先ほど出た街から半日が過ぎており、そろそろお昼という頃だろう。
「はい、分かりました」
「口調」
「あ、うん。分かったわ」
「よろしい」
リオは満足そうに頷いてから御者台のアイザックに馬車を止めるように指示した。
これまでは「リオさん」と呼んでいたのだが、「堅苦しいのは嫌だ。リオと呼んで欲しい」と頼まれ、敬語と敬称を止めさせられた。
「うーん、ちょっと疲れたっすね!イリア様は大丈夫っすか?」
「ええ、私は大丈夫よ」
問いかけてきたのは同乗している女性のミレーヌだ。
ミレーヌは大きく伸びをして足をバタバタと動かした。
身長はイリアより小柄で、且つクリクリとした大きな目に幼い顔立ちで、侍女として来たのかと思えば女騎士であるというから驚く。
しかもかなり腕が立ち、王太子護衛長にも任じられているというからイリアは二度驚いた。
(女騎士って母様みたいなクールで長身で怖い感じだと思ってたのに…ミレーヌは全然そんなんじゃないのよね)
イリアがそう思いつつミレーヌを見ていたが、そんな視線には気づかないようだった。
「あたしも騎馬がよかったなぁ」
「ごめんなさいね…こんなことになってしまって…」
「あ、イリア様が悪いんじゃないっすよ!あの二人の問題ですから」
イリアが馬車に乗るのは確定事項だったが、リオとカインが馬車の中ですぐに喧嘩になるのだ。

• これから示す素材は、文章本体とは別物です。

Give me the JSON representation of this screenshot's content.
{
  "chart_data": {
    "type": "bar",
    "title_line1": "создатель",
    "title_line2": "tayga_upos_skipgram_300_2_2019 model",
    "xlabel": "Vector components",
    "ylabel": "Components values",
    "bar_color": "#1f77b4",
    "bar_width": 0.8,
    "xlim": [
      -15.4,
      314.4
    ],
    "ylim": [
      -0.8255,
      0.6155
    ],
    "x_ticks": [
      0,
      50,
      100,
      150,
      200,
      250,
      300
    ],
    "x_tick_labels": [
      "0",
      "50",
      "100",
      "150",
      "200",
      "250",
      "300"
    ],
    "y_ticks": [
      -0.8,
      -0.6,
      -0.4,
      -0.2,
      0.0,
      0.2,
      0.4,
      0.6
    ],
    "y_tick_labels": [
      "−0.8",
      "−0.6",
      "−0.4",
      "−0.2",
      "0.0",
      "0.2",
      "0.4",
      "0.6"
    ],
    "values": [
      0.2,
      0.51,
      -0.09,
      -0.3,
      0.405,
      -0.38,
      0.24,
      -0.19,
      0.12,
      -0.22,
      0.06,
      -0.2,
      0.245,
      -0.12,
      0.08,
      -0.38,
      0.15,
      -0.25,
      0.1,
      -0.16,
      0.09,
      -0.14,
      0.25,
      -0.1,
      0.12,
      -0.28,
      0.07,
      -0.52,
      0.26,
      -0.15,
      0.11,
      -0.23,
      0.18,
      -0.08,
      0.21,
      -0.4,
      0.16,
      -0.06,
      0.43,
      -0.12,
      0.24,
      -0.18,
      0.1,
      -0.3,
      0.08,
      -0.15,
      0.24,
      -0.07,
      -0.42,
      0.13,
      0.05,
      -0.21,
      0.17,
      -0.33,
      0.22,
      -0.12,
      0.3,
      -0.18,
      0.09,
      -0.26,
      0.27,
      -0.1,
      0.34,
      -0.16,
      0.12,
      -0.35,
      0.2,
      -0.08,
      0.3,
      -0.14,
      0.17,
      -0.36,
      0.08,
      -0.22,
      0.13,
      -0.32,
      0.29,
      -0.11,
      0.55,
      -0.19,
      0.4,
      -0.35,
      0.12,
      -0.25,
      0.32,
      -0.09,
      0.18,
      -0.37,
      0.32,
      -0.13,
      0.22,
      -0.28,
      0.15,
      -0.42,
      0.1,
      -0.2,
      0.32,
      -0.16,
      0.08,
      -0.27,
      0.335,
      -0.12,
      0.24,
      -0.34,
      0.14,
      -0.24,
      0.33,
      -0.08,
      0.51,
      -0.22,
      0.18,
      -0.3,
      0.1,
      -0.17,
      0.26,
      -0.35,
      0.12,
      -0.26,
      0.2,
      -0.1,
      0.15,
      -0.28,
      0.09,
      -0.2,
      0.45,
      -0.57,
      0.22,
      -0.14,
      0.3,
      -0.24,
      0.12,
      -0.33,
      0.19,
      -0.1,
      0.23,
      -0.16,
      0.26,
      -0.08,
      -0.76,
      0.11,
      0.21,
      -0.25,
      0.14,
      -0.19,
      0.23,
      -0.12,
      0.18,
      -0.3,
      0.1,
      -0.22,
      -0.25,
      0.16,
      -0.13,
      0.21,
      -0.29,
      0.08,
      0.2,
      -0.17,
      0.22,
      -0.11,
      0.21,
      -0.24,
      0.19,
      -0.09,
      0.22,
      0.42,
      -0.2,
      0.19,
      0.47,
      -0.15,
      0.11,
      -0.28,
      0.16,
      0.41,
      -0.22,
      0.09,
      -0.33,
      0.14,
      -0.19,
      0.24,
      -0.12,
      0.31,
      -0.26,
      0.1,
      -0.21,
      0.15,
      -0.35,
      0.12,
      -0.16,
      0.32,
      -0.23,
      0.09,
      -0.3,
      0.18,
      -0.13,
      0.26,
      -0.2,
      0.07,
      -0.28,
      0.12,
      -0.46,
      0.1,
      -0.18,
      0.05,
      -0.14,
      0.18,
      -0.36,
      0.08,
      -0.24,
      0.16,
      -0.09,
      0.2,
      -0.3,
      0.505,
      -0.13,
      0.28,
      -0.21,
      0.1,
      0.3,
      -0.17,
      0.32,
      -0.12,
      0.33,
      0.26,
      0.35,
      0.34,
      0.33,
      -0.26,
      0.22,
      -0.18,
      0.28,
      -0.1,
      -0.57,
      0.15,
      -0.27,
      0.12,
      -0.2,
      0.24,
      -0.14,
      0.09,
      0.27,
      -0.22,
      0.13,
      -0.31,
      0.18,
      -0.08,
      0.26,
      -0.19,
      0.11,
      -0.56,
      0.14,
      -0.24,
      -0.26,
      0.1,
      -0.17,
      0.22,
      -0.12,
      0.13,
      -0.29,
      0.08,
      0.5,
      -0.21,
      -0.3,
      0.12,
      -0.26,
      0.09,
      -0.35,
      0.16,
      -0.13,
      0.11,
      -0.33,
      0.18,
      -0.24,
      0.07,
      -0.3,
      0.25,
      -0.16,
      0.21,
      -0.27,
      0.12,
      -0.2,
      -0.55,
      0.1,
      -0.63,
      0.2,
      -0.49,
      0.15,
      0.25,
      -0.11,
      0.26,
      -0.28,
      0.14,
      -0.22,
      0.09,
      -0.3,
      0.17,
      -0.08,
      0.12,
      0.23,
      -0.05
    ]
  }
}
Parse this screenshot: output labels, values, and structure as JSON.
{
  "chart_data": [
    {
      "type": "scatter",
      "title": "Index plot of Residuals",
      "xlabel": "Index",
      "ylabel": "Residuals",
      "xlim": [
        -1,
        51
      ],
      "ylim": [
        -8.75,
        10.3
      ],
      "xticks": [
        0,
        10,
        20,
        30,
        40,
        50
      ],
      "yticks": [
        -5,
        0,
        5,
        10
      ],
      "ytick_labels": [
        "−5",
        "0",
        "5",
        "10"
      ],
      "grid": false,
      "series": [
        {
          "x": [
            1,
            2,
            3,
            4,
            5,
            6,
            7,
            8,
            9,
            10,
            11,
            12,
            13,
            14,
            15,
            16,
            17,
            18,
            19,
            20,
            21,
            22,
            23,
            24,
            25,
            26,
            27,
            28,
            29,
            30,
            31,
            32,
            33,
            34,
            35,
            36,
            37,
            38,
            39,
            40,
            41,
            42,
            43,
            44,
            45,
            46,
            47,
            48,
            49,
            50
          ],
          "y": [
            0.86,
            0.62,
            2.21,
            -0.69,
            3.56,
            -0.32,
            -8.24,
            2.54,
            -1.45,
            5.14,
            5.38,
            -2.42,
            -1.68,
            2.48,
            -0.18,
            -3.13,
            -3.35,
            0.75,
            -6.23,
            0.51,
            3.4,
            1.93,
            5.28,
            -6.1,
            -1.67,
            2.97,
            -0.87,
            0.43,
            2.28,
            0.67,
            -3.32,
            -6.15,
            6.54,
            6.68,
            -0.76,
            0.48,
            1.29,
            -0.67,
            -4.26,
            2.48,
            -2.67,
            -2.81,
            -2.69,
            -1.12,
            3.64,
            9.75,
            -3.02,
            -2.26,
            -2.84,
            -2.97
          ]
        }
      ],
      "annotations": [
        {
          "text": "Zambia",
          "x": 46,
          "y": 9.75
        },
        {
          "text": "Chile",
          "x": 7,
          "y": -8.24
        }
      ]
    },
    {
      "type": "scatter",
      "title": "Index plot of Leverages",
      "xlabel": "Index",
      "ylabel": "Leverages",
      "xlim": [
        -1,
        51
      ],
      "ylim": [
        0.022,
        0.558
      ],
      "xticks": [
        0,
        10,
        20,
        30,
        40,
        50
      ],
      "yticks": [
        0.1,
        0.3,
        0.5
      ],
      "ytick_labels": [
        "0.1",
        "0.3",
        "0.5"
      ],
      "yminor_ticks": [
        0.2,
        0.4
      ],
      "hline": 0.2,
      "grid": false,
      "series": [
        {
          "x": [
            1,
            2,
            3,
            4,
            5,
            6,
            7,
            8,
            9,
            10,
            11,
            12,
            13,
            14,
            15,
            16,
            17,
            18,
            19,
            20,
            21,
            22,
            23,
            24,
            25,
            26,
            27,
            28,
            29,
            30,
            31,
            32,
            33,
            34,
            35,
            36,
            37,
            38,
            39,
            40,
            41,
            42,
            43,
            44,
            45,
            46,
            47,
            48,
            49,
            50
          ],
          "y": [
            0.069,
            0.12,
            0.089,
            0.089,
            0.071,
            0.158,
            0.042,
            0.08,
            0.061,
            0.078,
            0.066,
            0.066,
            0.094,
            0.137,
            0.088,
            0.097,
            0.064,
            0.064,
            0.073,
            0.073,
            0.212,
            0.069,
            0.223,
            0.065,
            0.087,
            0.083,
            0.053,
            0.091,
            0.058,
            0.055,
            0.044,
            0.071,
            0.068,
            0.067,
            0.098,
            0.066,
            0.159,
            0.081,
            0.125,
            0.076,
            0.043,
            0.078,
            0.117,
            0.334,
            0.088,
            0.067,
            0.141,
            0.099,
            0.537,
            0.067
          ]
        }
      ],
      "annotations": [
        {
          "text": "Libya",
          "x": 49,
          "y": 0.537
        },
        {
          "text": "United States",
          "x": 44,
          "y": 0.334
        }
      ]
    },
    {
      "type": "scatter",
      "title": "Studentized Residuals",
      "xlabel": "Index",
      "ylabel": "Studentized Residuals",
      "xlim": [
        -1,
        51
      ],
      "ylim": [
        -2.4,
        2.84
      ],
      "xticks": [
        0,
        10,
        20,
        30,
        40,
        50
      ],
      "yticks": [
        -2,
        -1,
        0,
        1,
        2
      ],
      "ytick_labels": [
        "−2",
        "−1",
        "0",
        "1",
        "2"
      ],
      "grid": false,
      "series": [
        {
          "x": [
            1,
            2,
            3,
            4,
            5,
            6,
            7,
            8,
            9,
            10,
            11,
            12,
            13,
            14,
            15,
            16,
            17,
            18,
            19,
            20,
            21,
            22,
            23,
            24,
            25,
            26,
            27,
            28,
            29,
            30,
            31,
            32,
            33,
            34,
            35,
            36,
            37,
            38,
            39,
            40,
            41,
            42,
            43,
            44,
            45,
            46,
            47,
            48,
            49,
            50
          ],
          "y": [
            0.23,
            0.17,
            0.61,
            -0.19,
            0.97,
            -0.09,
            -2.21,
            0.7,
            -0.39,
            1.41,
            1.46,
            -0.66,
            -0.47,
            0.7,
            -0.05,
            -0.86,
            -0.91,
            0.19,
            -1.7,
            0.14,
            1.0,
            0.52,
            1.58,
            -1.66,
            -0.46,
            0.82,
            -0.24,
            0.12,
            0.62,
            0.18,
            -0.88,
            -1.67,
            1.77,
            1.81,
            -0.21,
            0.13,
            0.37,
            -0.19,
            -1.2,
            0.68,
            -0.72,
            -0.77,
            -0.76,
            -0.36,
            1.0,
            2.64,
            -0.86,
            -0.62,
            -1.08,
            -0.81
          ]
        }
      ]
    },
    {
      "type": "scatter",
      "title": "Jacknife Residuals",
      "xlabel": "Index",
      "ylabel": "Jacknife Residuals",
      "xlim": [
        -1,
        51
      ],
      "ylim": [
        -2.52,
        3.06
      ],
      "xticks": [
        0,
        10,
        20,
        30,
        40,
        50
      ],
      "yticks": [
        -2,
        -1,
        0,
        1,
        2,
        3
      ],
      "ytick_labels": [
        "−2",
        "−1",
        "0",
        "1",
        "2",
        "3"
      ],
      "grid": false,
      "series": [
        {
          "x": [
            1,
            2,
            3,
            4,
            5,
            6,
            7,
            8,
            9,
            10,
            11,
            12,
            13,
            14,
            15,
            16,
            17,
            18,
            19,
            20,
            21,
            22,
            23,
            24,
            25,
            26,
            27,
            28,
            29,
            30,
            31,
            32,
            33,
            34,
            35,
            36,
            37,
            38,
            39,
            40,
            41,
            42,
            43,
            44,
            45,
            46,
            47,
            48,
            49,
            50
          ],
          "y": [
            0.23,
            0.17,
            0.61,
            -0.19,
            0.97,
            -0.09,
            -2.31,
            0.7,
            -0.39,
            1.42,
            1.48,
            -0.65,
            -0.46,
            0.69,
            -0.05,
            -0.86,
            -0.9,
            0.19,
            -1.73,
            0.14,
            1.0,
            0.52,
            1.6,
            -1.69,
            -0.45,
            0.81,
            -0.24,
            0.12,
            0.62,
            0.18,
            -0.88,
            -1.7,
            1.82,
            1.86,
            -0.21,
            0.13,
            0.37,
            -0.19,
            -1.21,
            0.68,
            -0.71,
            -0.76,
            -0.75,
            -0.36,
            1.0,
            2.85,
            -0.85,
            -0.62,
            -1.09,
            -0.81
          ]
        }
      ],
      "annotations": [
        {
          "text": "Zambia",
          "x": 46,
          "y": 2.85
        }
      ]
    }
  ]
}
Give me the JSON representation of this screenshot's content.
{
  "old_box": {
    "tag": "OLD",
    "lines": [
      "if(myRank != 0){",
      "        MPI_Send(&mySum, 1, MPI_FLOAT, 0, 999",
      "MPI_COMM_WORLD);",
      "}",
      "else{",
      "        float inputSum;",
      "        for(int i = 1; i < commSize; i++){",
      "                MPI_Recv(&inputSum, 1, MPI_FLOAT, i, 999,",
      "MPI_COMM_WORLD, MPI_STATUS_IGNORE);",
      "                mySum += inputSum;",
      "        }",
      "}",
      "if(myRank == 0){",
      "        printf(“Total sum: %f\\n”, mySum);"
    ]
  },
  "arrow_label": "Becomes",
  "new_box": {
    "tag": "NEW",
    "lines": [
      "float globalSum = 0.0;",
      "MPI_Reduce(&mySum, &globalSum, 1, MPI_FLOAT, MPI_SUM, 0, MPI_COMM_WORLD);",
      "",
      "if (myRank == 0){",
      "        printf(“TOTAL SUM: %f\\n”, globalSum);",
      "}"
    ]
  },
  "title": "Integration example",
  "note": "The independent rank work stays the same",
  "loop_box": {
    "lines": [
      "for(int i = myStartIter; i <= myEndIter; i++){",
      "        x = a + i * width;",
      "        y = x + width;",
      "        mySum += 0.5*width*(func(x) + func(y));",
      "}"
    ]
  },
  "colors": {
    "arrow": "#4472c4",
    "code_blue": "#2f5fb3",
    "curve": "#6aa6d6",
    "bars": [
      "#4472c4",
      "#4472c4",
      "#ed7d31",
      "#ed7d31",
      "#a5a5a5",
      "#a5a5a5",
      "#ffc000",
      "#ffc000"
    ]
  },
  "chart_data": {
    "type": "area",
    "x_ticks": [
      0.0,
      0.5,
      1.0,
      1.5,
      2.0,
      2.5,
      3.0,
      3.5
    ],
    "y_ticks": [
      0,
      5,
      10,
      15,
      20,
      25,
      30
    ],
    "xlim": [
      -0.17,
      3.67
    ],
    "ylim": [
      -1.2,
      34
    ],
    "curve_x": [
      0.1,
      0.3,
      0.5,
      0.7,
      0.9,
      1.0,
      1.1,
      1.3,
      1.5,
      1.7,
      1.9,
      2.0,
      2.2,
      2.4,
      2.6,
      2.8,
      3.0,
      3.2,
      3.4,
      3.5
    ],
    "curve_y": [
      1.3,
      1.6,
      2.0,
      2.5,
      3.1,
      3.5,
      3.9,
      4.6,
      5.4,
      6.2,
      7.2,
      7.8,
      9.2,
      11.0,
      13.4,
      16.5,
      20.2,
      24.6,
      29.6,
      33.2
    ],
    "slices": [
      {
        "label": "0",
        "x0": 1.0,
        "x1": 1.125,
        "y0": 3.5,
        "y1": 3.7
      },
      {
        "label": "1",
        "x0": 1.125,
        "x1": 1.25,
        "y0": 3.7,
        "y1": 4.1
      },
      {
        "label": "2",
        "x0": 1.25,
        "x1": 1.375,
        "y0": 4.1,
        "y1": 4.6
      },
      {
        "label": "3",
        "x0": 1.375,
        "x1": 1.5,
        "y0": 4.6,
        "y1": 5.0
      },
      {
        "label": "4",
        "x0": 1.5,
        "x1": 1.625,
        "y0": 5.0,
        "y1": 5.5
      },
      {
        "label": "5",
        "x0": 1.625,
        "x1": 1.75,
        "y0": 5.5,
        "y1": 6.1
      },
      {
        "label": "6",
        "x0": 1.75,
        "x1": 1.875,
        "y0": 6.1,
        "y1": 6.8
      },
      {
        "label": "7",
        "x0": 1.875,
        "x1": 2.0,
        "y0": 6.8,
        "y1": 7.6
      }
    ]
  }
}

座ってるスペースがそっちが広い狭いとかいう些細なものから、力自慢になり、いかに剣技が強いか…など、会話の端々で喧嘩になることから、耐えかねたイリアが騎馬での移動を申し出た。
流石にそれはできないということで、結果的にカインとリオが騎乗で馬車の護衛を、ミレーヌが馬車で同乗ということで落ち着いたのだ。
やがて馬車が止まったのは小高い丘の上だった。
そこに簡易的なピクニック用品を広げ、昼食となった。
「イリア、こっちにどうぞ。ほらサンドウィッチが美味しそうだよ」
リオが招くのでそちらに行こうとすれば、カインがイリアの腕を掴んでハムサンドを手渡してきた。
「イリアはハムサンドの方が好きだよな」
そしてまたリオとカインのいがみあいが始まり、それを見たミレーヌが、男二人を無視するようにイリアを自分の傍に座らせると、お茶を手渡してくれた。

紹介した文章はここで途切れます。